Electric vehicles powered by storage batteries are subject to inconvenient energy replacement procedures. One of two procedures are currently used; either replacing the discharged battery with a fully charged battery or connecting a source of charging power to the vehicle and allowing the vehicle to sit, out of service, while the charging process is completed. Another operational disadvantage of a conventional battery powered electric vehicle is its inherent range limitation.
The hybrid electric vehicle is an attempt to overcome the above limitations. The usual way to form a hybrid electric has been to add an engine-generator to the electric vehicle for the purpose of battery charging while the vehicle is in operation. The conventional engine-generator has been of the reciprocating internal combustion configuration and the engine fuels have included diesel, LNG, CNG, propane, among others.
While the addition of a conventional internal combustion engine does solve the problems of charging and range, it introduced several significant disadvantages, including the vibration and noise caused by the reciprocating engine. More significantly, however, was the disadvantage of the air pollution caused by the burning of the hydrocarbon fuels in the reciprocating engine. The combined effects of noise, vibration, and air pollution renders the hybrid electric vehicle with a reciprocating engine less than ideal.
In addition, the output or bus voltage of the reciprocating internal combustion engine generator varies with the speed of the engine. This requires that the engine speed must be closely regulated to control the output or bus voltage with the consequence that the engine cannot be run too low in speed else the bus voltage would not be high enough to generate some of the voltages that are required. Contemporary HEV systems utilize battery voltages ranging from 250 V to 600 V, making it difficult to match the engine to the vehicle battery voltage. As a result, the engine needs to be run at higher speeds and lower temperatures, making it less efficient.
What is needed is an electric vehicle power system that overcomes the limitations described above.

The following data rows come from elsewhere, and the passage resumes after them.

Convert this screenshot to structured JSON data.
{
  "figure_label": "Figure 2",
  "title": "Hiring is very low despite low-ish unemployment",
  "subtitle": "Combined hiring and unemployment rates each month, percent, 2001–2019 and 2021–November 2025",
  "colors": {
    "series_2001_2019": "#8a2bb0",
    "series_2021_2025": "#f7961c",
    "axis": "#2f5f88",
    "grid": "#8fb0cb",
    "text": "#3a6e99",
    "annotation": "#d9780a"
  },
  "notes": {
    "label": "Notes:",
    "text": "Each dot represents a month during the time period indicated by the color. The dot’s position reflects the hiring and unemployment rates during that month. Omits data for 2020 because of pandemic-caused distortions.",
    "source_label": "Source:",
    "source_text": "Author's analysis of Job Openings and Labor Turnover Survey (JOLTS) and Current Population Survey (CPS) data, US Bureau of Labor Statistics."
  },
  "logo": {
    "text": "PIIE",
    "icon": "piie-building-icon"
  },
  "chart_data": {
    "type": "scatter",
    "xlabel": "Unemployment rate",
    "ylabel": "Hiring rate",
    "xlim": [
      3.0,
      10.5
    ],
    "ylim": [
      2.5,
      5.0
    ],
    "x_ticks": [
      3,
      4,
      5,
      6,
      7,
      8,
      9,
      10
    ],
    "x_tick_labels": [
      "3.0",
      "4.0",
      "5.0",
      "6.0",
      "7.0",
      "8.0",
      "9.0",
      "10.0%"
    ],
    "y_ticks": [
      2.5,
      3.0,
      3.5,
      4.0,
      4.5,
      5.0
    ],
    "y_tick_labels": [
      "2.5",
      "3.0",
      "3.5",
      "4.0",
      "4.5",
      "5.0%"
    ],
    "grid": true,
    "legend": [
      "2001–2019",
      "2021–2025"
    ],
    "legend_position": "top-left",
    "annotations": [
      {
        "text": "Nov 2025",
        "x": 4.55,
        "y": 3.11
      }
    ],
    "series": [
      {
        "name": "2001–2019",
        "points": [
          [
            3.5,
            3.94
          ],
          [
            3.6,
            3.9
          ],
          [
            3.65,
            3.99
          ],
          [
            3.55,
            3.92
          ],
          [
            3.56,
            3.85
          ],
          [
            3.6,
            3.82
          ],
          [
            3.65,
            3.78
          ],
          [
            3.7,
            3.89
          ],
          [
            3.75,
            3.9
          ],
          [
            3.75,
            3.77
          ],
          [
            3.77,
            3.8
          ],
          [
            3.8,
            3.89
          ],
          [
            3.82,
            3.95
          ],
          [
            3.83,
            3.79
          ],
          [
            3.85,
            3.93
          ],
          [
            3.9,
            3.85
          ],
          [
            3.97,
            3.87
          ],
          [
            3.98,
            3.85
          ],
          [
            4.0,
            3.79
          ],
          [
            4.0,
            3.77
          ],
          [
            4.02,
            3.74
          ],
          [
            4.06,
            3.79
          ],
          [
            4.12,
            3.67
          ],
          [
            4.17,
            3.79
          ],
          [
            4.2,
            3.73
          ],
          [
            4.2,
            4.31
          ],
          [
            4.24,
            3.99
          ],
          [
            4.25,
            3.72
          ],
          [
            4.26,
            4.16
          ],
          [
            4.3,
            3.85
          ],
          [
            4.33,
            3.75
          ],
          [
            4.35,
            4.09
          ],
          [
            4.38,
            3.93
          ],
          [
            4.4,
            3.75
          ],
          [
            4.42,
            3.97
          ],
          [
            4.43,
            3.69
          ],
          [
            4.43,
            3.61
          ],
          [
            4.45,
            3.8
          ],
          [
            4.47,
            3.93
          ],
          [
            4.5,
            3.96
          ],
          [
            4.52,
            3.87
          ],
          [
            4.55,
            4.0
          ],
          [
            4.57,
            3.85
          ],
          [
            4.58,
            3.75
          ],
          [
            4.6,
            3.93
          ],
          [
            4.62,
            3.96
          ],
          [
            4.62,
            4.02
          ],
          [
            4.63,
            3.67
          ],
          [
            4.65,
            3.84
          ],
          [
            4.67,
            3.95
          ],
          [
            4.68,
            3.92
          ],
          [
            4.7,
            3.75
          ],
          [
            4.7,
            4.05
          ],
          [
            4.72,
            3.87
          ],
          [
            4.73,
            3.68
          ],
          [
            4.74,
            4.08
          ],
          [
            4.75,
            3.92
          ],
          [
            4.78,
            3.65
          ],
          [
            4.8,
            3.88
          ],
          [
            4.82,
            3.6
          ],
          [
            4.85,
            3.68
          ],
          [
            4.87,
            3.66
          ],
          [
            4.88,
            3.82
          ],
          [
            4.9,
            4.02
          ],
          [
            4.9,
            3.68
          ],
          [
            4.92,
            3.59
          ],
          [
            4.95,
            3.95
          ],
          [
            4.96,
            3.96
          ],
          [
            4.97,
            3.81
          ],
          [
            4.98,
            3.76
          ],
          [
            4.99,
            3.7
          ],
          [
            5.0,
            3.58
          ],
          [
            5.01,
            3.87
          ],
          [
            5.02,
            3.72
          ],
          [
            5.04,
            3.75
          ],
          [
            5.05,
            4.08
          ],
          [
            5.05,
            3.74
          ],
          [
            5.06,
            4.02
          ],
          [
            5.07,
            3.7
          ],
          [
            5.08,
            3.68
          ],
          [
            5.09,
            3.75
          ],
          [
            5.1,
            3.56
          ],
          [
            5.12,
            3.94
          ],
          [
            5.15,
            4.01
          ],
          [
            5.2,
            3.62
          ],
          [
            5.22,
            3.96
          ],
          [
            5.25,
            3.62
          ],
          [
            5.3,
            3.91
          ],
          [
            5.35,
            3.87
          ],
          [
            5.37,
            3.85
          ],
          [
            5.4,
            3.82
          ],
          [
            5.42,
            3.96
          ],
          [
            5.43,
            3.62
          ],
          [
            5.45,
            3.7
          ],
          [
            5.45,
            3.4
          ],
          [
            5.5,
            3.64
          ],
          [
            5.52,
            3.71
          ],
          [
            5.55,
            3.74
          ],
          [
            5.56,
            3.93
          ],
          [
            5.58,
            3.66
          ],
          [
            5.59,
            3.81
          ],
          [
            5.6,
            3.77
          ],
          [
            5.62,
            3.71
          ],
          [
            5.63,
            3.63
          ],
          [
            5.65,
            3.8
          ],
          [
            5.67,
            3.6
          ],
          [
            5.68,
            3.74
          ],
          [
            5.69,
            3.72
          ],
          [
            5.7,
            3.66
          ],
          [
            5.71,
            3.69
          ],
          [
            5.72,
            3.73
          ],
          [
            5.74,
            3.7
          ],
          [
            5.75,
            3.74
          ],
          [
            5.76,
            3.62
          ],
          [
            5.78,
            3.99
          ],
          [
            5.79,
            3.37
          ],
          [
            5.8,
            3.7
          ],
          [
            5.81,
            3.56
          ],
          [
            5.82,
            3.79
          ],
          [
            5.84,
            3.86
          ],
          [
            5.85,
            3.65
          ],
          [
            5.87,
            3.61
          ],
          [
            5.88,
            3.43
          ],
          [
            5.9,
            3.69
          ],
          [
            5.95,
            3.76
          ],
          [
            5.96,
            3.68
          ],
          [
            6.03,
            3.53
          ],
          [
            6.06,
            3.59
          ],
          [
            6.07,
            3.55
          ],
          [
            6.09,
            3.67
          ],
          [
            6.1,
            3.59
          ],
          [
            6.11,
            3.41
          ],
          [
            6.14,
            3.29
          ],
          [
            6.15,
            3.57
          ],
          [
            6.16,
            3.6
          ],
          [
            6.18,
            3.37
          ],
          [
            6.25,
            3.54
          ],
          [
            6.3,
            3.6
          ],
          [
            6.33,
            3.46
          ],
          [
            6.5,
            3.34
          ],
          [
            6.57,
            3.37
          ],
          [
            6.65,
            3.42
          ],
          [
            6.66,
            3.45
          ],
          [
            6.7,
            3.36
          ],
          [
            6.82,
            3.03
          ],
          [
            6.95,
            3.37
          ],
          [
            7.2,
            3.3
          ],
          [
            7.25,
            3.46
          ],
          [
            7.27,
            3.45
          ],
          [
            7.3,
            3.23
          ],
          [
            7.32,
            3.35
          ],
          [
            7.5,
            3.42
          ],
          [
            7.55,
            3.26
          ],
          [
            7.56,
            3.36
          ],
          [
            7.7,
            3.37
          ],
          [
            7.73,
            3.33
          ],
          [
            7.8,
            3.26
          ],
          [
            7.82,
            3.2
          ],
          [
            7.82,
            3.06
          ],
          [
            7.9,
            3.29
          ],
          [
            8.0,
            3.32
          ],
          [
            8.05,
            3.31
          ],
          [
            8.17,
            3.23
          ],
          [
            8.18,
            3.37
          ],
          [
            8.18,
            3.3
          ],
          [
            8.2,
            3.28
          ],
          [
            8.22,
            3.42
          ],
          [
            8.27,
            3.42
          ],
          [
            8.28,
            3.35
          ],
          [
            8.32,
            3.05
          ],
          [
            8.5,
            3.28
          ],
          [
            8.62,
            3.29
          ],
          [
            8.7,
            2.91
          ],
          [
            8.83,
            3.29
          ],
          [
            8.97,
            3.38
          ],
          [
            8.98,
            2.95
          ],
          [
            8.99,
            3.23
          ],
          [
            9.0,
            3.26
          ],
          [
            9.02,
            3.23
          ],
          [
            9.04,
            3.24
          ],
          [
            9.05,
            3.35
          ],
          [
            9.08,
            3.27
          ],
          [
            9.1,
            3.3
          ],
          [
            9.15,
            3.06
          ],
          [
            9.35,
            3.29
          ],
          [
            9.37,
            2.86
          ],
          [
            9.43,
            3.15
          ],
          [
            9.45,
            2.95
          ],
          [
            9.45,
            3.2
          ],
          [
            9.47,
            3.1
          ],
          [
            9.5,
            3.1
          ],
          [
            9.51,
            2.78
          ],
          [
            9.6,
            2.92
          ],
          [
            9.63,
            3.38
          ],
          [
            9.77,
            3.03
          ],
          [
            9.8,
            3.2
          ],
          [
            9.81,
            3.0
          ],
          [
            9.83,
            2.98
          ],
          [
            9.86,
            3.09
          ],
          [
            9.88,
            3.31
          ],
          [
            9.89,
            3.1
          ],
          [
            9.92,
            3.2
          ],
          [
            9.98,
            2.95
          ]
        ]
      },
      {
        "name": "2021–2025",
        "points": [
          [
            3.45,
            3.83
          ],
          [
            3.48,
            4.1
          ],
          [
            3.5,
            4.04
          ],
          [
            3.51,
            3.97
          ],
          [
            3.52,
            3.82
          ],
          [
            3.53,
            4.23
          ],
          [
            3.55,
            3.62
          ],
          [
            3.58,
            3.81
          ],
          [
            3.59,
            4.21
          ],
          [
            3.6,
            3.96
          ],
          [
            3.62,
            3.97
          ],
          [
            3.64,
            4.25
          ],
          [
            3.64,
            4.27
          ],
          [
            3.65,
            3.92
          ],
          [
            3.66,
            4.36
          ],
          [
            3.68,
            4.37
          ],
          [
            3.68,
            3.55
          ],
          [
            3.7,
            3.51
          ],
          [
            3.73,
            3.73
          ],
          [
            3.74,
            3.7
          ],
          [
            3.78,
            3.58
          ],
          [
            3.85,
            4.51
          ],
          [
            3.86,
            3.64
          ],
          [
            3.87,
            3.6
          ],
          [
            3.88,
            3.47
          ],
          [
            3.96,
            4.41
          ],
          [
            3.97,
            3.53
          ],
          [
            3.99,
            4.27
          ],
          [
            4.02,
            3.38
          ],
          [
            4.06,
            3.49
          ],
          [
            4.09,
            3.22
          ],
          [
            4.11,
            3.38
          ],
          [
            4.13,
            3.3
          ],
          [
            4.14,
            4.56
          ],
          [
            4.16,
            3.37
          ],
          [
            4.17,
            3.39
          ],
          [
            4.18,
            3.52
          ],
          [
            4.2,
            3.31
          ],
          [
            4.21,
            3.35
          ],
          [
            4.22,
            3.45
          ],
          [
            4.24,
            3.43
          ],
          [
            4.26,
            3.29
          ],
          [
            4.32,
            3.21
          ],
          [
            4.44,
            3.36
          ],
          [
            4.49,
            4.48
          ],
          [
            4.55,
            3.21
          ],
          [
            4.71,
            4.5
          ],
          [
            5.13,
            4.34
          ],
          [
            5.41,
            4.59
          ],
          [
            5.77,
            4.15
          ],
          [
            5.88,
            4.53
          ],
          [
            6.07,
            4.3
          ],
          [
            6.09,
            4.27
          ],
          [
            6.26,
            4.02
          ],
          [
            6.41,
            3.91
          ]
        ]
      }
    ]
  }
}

The invention is directed to a hybrid electric vehicle, such as a bus or delivery vehicle, which includes batteries and a turbogenerator/motor connected through a bi-directional double conversion control system. The batteries and the turbogenerator/motor are each connected to a DC bus through bi-directional power converters operating as customized bi-directional switching converters configured, under the control of a power controller, to provide an interface between the DC bus and the batteries and turbogenerator/motor, respectively. In this manner a wide range of HEV battery voltages can be accommodated and also permits the HEV battery voltages to be used for starting the turbogenerator/motor.